I slide I used in a presentation on the ideas in my book, Making Kids Cleverer has been getting a bit of love on Twitter, with New Zealand school principal referring to it as containing what might be “the three best sentences in education”.

Apart from the missing apostrophe in the second statement, this is obviously very gratifying, and I thought it would be useful to add some context and clarification.

The most advantaged will succeed despite what schools do.

This is a probabilistic statement. I’m not suggesting social advantage automatically confers academic success or that nothing that schools do makes any difference to the success of these children. Instead, what I’m suggesting is that because children from more socially advantaged backgrounds are also likely to come to school knowing more about the world, their academic success is less dependent on what happens in school. As a result, schools are systematically biased in favour of the most advantaged. We are geared up to give children from affluent backgrounds even more of what they come to us with, whereas children from disadvantaged backgrounds tend to be proportionately further disadvantaged by their encounters with education. This is the Matthew Effect. Often, we look at the progress data of students from affluent backgrounds and assume their success is down to us. We then use this to justify the efficacy or whatever it is we happen to believe is the best approach to education. However, if these students are statistically more likely to succeed regardless of what happens in school, then it might very well be true that their success is despite our actions.

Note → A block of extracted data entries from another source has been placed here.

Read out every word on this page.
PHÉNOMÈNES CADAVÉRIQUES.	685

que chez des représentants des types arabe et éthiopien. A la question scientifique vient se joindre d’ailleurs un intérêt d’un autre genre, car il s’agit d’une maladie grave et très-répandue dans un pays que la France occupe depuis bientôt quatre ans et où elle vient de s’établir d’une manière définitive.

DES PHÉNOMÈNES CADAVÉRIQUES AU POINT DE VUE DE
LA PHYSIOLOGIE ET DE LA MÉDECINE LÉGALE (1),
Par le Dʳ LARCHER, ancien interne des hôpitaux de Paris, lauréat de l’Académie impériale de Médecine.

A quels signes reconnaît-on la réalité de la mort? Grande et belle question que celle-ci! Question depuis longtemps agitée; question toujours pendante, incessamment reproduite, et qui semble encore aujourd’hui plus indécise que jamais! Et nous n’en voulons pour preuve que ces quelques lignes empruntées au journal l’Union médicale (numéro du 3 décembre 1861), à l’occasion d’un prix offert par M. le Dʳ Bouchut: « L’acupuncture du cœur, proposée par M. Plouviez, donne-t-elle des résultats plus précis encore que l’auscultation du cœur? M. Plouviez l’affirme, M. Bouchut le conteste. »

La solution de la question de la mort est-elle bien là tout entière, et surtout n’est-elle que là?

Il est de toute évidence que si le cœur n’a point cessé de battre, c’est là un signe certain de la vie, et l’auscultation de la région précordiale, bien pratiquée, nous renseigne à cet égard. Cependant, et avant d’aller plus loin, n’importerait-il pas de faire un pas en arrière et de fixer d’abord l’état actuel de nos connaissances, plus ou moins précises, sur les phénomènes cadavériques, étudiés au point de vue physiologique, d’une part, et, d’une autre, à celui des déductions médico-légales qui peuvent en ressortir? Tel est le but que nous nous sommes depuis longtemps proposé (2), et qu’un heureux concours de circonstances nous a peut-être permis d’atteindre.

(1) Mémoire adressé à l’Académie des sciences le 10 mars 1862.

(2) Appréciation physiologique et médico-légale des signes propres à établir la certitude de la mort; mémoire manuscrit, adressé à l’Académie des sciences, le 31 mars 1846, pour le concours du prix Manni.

To know if you’re successful, only look at data on the most disadvantaged students’ performance.

In contrast, children from less advantaged backgrounds are going to be more dependent on schools and teachers to be academically successful so we can be more certain that their success is due to our actions.Of course this is not always true – there are definitely children who are lucky in other ways – more intelligent, harder working, more resilient, etc. – but, again, this is a probabilistic claim. If we want to get a clearer sense of whether what we’re doing is ‘working’ then we need to look first at the performance of those who are disadvantaged. If there is a significant gap between the performance of the most advantaged and most disadvantaged students then we really shouldn’t be congratulating ourselves that our chosen approaches ‘works’ for those with most – their success may be in spite of us. However, if the most disadvantaged are doing as well as their more advantaged peers then that is likely to be because of our choices and actions. This way it is harder to fool ourselves.

What works best for the most disadvantaged students works best for all. 

The strategies that are most likely to lead to disadvantaged students being academically successful are strategies that prioritise learning over current performance. We know that it’s perfectly possible for children to successfully solve problems in the classroom yet not remember how to solve them elsewhere or later. We know that children can expend their limited cognitive reserves completing engaging activities as well as on activities that contribute to building increasingly automatic schema. But if the tasks we give children are too complex they can’t do both at once. Similarly, we know that possessing culturally rich, shared knowledge makes it far more likely that children will be able to comprehend a wider range of reading material and therefore more likely to understand and be able to think creatively and critically about the information they encounter. Ensuring that all children are taught culturally rich shared knowledge using instructional practices that take into consideration the limitation of human thought and memory means that all children are more likely to be academically successful. Everybody benefits. But, because the most disadvantaged are more dependent on schools in order to get access to this knowledge, it disproportionately benefits those with least. We may never close the gap between those with most and those with least but we can at least prevent it from being widened further by students’ educational experiences.